Vivek Kumar, economist said to channel that the higher than expected dividend gives a fiscal cushion of 35 to 40 basis points as a ratio to the GDP. This would cover any potential revenue losses such as disinvestment, or more importantly create a room for additional spending.
Earlier the government had budgeted a receipts of RS 1.02 trillion as dividends from the RBI, Public Sector Banks(PSU) and financial institutions in the interim budget for the fiscal year 2024-25 (April 2024 to March 2025) presented in the February this year.
The Surplus transfer by the RBI to the Center was RS 87,416 crore for the fiscal 2022-23. The previous was RS 1.76 crore in 2018-19. This was previous record in the past year but currently surplus released by RBI was highest ever than previous one.
The decision on the surplus was taken at the 608th meeting of the Central Board of Directors of the Reserve Bank of India held under the Chairmanship of Governor Shakitkanta Das.
The government under its fiscal glide path, wants to bring down the fiscal deficit to 4.5% of GDP by FY26. The Interim Budget tabled in Parliament in February has set the fiscal deficit target for FY25 at 5.1% of the GDP full budget is expected to coming in June or July after formation of new government.
The higher than budget RBI surplus transfer would help to boost the central government’s resources envelope in FY25, allowing for enhanced expenditures than what was pencilled into thr Interm budget for FY25.
The RBI board after decision on the surplus, they also reviewed the global and domestic economic scenario, including risks to the growth outlook.
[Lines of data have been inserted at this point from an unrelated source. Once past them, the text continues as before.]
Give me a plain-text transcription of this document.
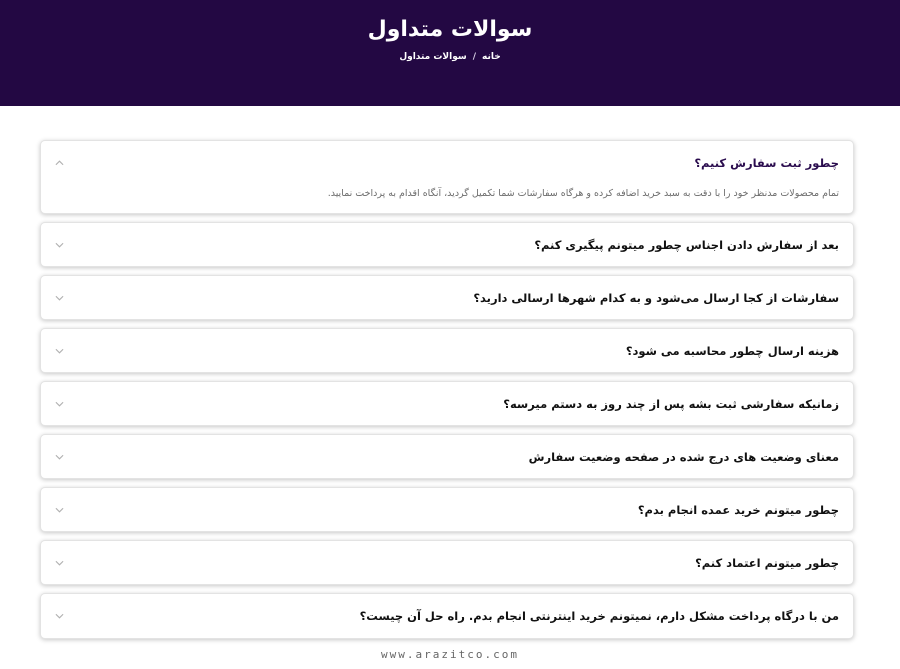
سوالات متداول
خانه
/
سوالات متداول
چطور ثبت سفارش کنیم؟
تمام محصولات مدنظر خود را با دقت به سبد خرید اضافه کرده و هرگاه سفارشات شما تکمیل گردید، آنگاه اقدام به پرداخت نمایید.
بعد از سفارش دادن اجناس چطور میتونم پیگیری کنم؟
سفارشات از کجا ارسال می‌شود و به کدام شهرها ارسالی دارید؟
هزینه ارسال چطور محاسبه می شود؟
زمانیکه سفارشی ثبت بشه پس از چند روز به دستم میرسه؟
معنای وضعیت های درج شده در صفحه وضعیت سفارش
چطور میتونم خرید عمده انجام بدم؟
چطور میتونم اعتماد کنم؟
من با درگاه پرداخت مشکل دارم، نمیتونم خرید اینترنتی انجام بدم. راه حل آن چیست؟
www.arazitco.com
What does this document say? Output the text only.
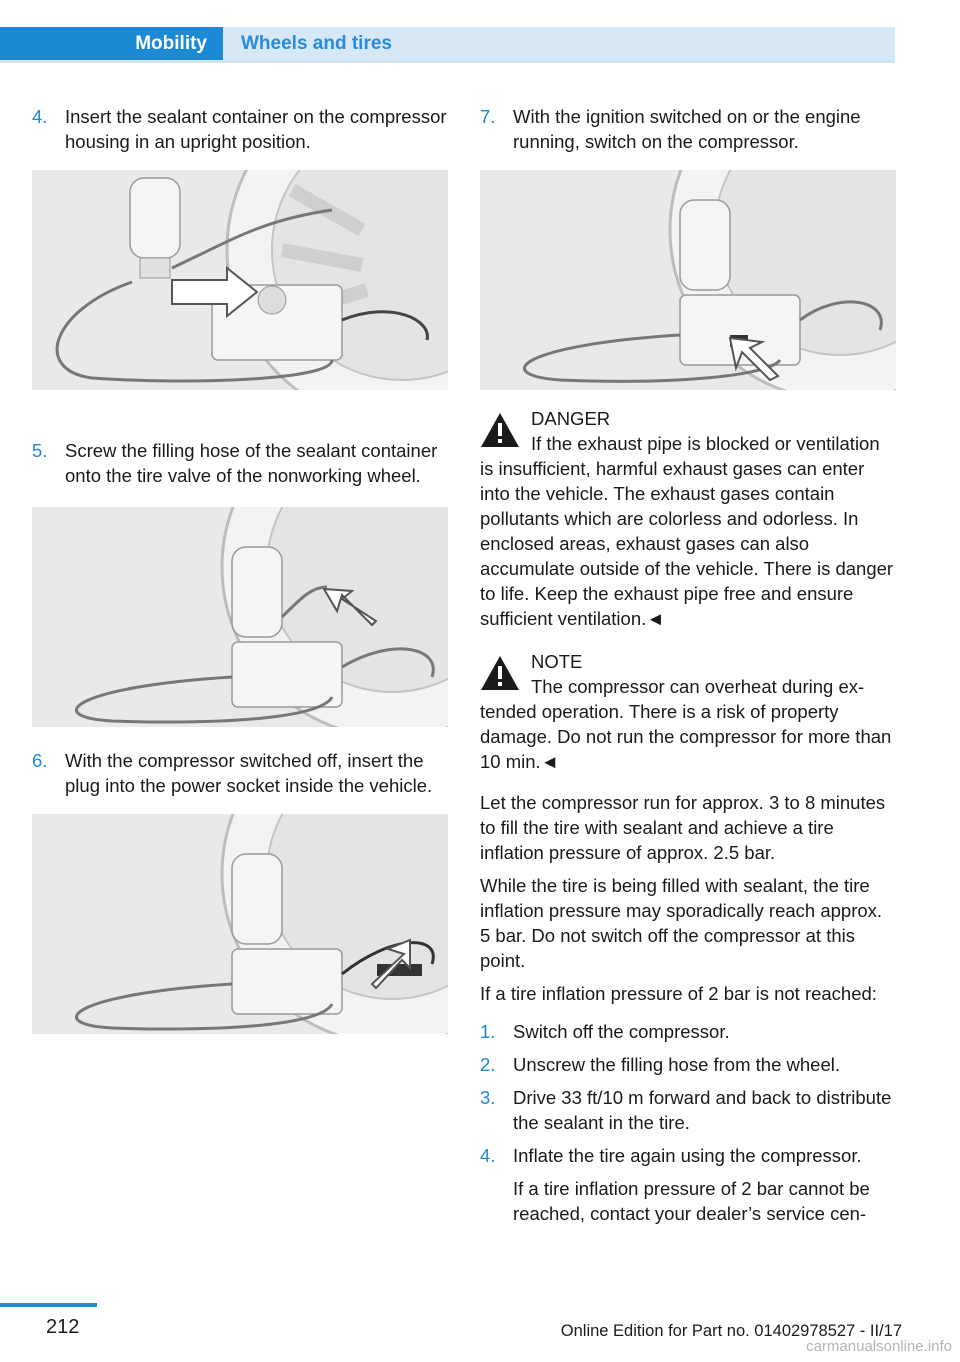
Mobility	Wheels and tires
4. Insert the sealant container on the compressor housing in an upright position.
5. Screw the filling hose of the sealant container onto the tire valve of the nonworking wheel.
6. With the compressor switched off, insert the plug into the power socket inside the vehicle.
7. With the ignition switched on or the engine running, switch on the compressor.
DANGER
If the exhaust pipe is blocked or ventilation is insufficient, harmful exhaust gases can enter into the vehicle. The exhaust gases contain pollutants which are colorless and odorless. In enclosed areas, exhaust gases can also accumulate outside of the vehicle. There is danger to life. Keep the exhaust pipe free and ensure sufficient ventilation.◄
NOTE
The compressor can overheat during extended operation. There is a risk of property damage. Do not run the compressor for more than 10 min.◄

Let the compressor run for approx. 3 to 8 minutes to fill the tire with sealant and achieve a tire inflation pressure of approx. 2.5 bar.

While the tire is being filled with sealant, the tire inflation pressure may sporadically reach approx. 5 bar. Do not switch off the compressor at this point.

If a tire inflation pressure of 2 bar is not reached:

1. Switch off the compressor.
2. Unscrew the filling hose from the wheel.
3. Drive 33 ft/10 m forward and back to distribute the sealant in the tire.
4. Inflate the tire again using the compressor.
If a tire inflation pressure of 2 bar cannot be reached, contact your dealer’s service cen-
212	Online Edition for Part no. 01402978527 - II/17
carmanualsonline.info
The Board discussed the working of the RBI during 2023-24 and approved its Annual Report and Financial Statement for the last fiscal.
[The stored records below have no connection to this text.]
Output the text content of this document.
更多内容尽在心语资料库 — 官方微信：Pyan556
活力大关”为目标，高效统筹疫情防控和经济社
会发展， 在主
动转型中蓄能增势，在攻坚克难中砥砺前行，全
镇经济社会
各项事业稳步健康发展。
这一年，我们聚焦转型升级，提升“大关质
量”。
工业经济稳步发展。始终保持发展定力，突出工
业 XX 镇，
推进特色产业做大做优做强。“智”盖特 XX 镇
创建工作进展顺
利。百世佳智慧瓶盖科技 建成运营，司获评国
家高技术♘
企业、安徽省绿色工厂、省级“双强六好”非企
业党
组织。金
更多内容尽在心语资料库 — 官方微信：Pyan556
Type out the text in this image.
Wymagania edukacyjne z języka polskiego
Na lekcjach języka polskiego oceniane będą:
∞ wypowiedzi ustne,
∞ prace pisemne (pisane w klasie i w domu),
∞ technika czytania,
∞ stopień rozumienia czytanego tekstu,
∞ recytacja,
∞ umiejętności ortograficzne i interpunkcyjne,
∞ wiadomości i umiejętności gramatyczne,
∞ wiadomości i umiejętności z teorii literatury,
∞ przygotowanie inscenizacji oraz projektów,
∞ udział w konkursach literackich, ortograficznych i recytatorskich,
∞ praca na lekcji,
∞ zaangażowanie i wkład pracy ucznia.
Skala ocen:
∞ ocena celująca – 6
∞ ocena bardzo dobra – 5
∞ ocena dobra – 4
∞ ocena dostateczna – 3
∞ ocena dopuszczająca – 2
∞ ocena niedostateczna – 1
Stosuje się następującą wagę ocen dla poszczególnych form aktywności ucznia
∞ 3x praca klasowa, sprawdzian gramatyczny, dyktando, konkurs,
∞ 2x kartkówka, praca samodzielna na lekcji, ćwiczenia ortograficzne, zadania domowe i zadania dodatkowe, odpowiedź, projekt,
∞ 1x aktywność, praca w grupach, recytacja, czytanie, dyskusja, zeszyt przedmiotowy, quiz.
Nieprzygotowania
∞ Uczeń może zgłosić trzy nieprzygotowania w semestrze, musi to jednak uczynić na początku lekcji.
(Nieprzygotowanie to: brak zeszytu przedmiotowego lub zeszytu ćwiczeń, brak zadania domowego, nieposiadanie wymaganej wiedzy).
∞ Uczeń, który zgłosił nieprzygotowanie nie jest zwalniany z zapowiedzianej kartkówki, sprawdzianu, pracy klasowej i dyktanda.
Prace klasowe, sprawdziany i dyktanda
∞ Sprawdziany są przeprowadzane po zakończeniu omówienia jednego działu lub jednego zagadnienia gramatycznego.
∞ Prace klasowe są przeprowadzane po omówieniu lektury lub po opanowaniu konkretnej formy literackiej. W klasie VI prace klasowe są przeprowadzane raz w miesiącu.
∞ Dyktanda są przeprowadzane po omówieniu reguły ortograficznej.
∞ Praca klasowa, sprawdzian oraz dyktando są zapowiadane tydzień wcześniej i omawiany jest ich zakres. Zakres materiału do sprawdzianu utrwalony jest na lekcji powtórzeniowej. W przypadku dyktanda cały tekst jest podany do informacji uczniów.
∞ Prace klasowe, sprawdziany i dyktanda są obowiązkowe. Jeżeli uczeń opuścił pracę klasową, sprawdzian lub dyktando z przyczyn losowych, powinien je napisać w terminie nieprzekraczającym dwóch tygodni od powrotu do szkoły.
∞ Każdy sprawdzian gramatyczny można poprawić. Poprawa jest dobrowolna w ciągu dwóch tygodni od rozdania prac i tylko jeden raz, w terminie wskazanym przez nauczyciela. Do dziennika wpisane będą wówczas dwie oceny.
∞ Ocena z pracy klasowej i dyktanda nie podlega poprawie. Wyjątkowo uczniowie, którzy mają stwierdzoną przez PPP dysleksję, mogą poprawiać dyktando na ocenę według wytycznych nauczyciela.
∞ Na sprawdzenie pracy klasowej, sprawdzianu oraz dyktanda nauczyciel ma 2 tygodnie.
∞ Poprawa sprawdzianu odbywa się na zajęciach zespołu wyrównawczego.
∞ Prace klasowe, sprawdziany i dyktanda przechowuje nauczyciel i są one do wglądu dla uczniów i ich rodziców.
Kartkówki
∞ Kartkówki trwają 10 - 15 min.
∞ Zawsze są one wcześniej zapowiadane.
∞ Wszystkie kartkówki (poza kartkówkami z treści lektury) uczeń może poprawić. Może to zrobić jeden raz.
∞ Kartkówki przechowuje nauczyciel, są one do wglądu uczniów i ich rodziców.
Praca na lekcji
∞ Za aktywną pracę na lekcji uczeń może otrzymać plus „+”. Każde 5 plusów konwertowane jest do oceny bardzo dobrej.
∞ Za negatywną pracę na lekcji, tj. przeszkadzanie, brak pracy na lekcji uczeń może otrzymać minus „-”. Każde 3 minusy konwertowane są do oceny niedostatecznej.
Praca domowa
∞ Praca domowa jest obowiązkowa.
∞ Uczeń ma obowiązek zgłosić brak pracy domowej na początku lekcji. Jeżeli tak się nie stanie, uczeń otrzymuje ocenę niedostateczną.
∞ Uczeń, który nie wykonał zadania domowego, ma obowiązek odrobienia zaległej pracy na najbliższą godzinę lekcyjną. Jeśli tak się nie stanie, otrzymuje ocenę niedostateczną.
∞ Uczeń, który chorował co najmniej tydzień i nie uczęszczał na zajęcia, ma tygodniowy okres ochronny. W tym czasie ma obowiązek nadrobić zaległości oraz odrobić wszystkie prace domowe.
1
The RBI said during accounting years 2018-19 to 2021-22, bad economic conditions and cause of Covid-19 pandemic, the had decided to maintain the Contingent Risk Buffer(CRB) AT 5.50% of the Reserve Bank’s balance sheet size to support growth and overall economic activity.
Now revival in the economic growth in FY 2022-23, the CRB was increased to 6.00%. As the economy remains resilient, the board has decided to increases the CRB to 6.50% for FY 2023-24.
Increasing the funds available for capex would certainly will boost the quality of the fiscal deficit. However, the additional spending may be difficult to incur within the eight- odd months left after the Final Budget is presented and approved by parliament, said Aditi Nayar to a channel . Aditi is chief economist, head of research and outreach, ICRA.
Economists said that the the government may not need much borrowing because of the highest- ever transfer of surplus to the government. This could be potentially lower the G-sec borrowing requirement and help guide interest rates lower, Kumar said to a channel.
The Central government in March announced that borrowing 53.07% of its full year target in the April-September of FY25(First-half) and six month target is total of RS 7.50 trillion and total stand out at RS 14.13 trillion.